While Metrorail often gets flack for long delays, it wants commuters to know that it is cracking down on criminals who contribute to the setbacks by targeting infrastructure.
Western Cape Metrorail manager Richard Walker said they were seeing the results of additional security measures and forensic capability instituted in March this year.
Since then, more than 100 people have been taken into custody and are awaiting trial for rail-related crimes.
Vandalism and cable theft
According to the entity, its multi-functional security teams’ daily arrests have begun to slow down incidences of vandalism and cable theft.
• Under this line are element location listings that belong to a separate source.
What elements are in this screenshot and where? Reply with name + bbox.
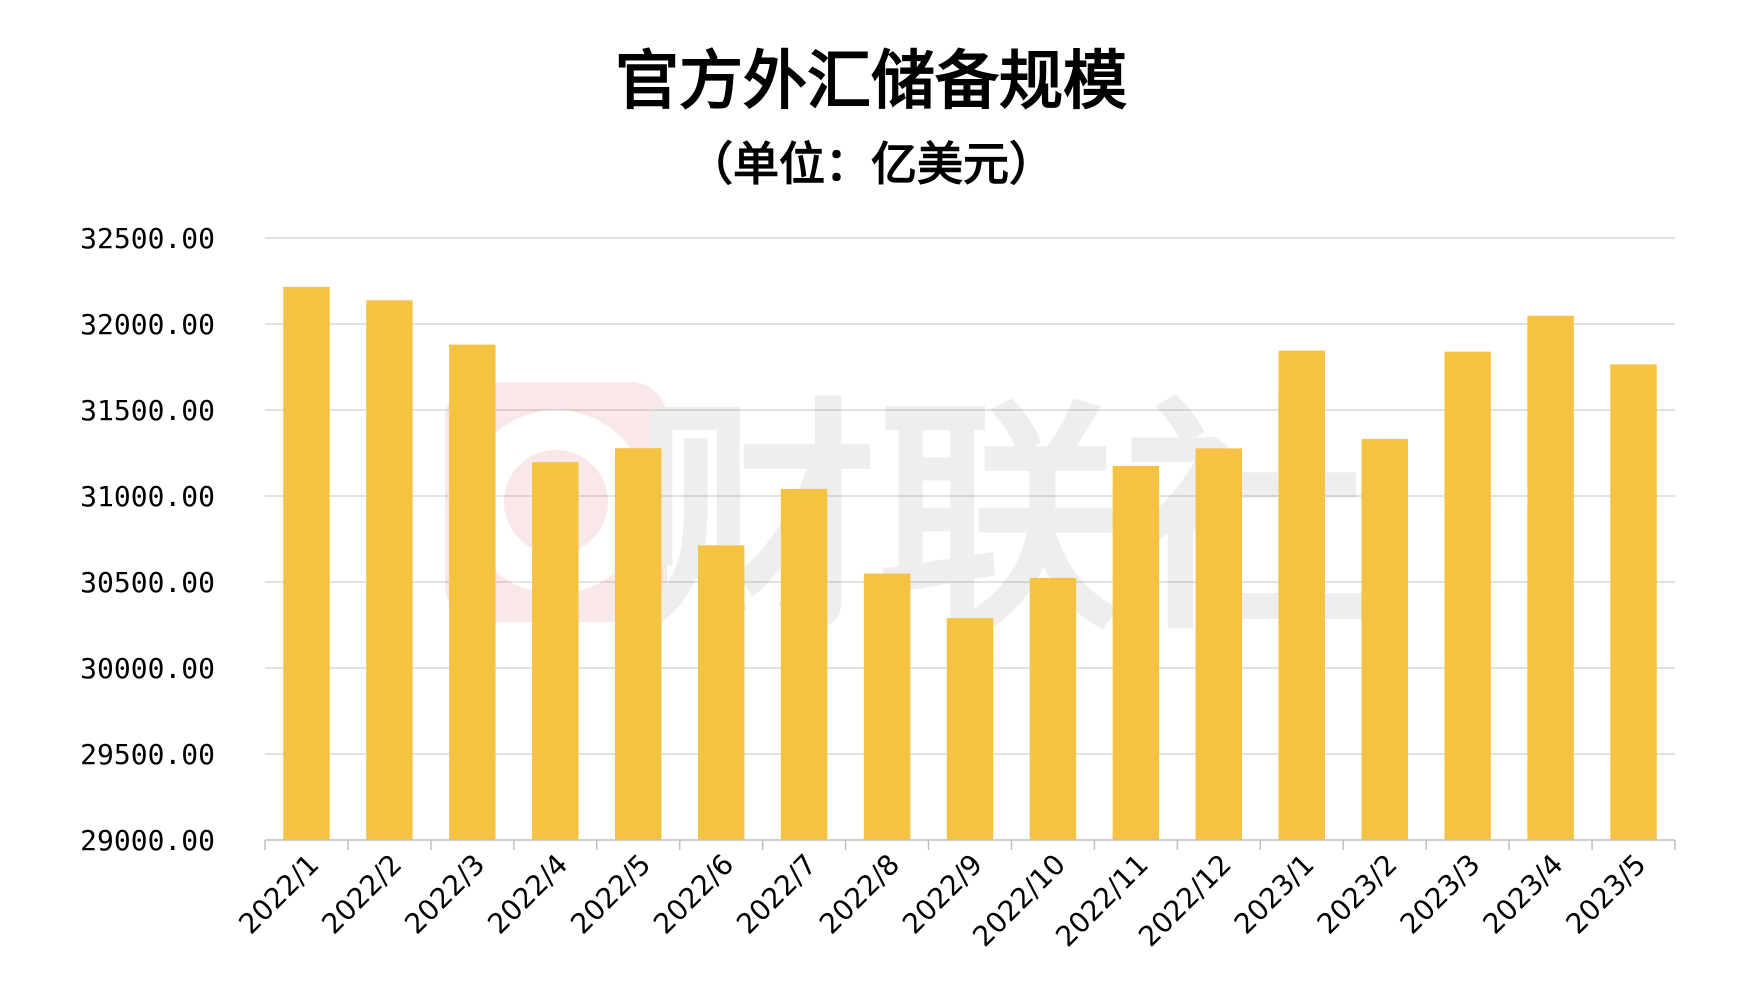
bar-2022-10 (1029, 577, 1077, 840)
y-tick-label: 31500.00 (80, 394, 215, 427)
y-tick-labels: 29000.00 29500.00 30000.00 30500.00 31000.00… (80, 222, 215, 857)
x-tick-label: 2022/1 (232, 848, 325, 941)
y-tick-label: 31000.00 (80, 480, 215, 513)
x-tick-label: 2022/5 (564, 848, 657, 941)
watermark-text: 财联社 (633, 378, 1368, 663)
x-tick-label: 2023/3 (1394, 848, 1487, 941)
x-tick-label: 2022/3 (398, 848, 491, 941)
x-tick-label: 2022/6 (647, 848, 740, 941)
bar-2022-6 (697, 545, 745, 840)
y-tick-label: 32000.00 (80, 308, 215, 341)
x-tick-labels: 2022/12022/22022/32022/42022/52022/62022… (232, 848, 1652, 954)
chart-subtitle: （单位：亿美元） (687, 137, 1055, 191)
bar-2022-12 (1195, 448, 1243, 840)
bar-2022-4 (532, 462, 579, 840)
x-tick-label: 2022/8 (813, 848, 906, 941)
x-tick-label: 2022/7 (730, 848, 823, 941)
gridlines (265, 237, 1675, 755)
y-tick-label: 30000.00 (80, 652, 215, 685)
x-tick-label: 2023/4 (1477, 848, 1570, 941)
bar-2022-8 (863, 573, 911, 840)
bar-2022-7 (780, 488, 828, 840)
bar-2022-5 (615, 448, 662, 840)
y-tick-label: 30500.00 (80, 566, 215, 599)
x-tick-label: 2023/1 (1228, 848, 1321, 941)
y-tick-label: 29500.00 (80, 738, 215, 771)
bar-2023-4 (1527, 315, 1574, 840)
x-tick-label: 2022/2 (315, 848, 408, 941)
chart-title: 官方外汇储备规模 (615, 45, 1127, 119)
bar-2023-2 (1361, 438, 1408, 840)
axes (264, 839, 1676, 850)
bar-2023-5 (1610, 364, 1657, 840)
bar-2022-9 (946, 618, 994, 840)
bar-2022-3 (449, 344, 496, 840)
bar-2023-3 (1444, 351, 1491, 840)
y-tick-label: 32500.00 (80, 222, 215, 255)
bar-2023-1 (1278, 350, 1325, 840)
bars (283, 286, 1657, 840)
y-tick-label: 29000.00 (80, 824, 215, 857)
x-tick-label: 2023/2 (1311, 848, 1404, 941)
bar-2022-2 (366, 300, 413, 840)
bar-2022-1 (283, 286, 330, 840)
x-tick-label: 2023/5 (1559, 848, 1652, 941)
x-tick-label: 2022/4 (481, 848, 574, 941)
x-tick-label: 2022/12 (1132, 848, 1238, 954)
bar-2022-11 (1112, 465, 1160, 840)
These teams focus on specific priorities and are made up of Metrorail Protection Services, contracted security and forensic individuals, and the Rapid Rail Response Unit.
Provincial police and other law enforcement authorities are also involved, depending on the intervention required.
Walker acknowledged the success of tip-offs.
A R25 000 reward has been offered for people who provide information that lead to successful convictions.
Last week, police officials and the City’s metal theft unit (copperheads), in conjunction with the Passenger Rail Agency of SA (Prasa), targeted five scrap metal dealers and a recycling depot adjacent to the Mitchells Plain railway line.
No stolen property was found. The officers then conducted several foot patrols in different areas, including railway sites.
Two men nabbed
Two weeks ago, police officers arrested two men – one was in alleged possession of a firearm and the other allegedly had a knife. It is further alleged that the men harassed commuters in the vicinity of the railway line in Somerset West.
Residents had complained that an armed man threatened them and robbed them of their personal belongings.
A dedicated enforcement unit, focusing on keeping commuters and infrastructure safe, should soon be up and running, thanks to a memorandum of agreement signed by the City of Cape Town, Prasa and the Western Cape government in May.
Items seized during arrests relating to criminal activity affecting Metrorail. (Supplied)
At the time, the parties said it would cost around R47.9m for the unit to be set up and operated for 12 months.
This would be funded by the Transport Development Agency, provincial government and Prasa.
Read: IN DEPTH: Inside Metrorail’s cable theft and commuter crisis
“The unit will consist of at least a hundred members and will focus on commuter safety as well as vandalism and the theft of crucial Metrorail infrastructure and assets,” transport mayoral committee member Brett Herron said in May.
“The unit’s members will rely on technology and crime intelligence, and will support the South African Police Service to identify those who are involved in the illicit metals theft industry.”
Herron said the ultimate goal is to address the safety and security issues in order to stabilise the urban rail service in the short term.
The City will take charge of appointing and training the law enforcement officers, while Metrorail will choose 50 members of its protection services to be trained in peace officer, traffic warden and tactical street survival skills.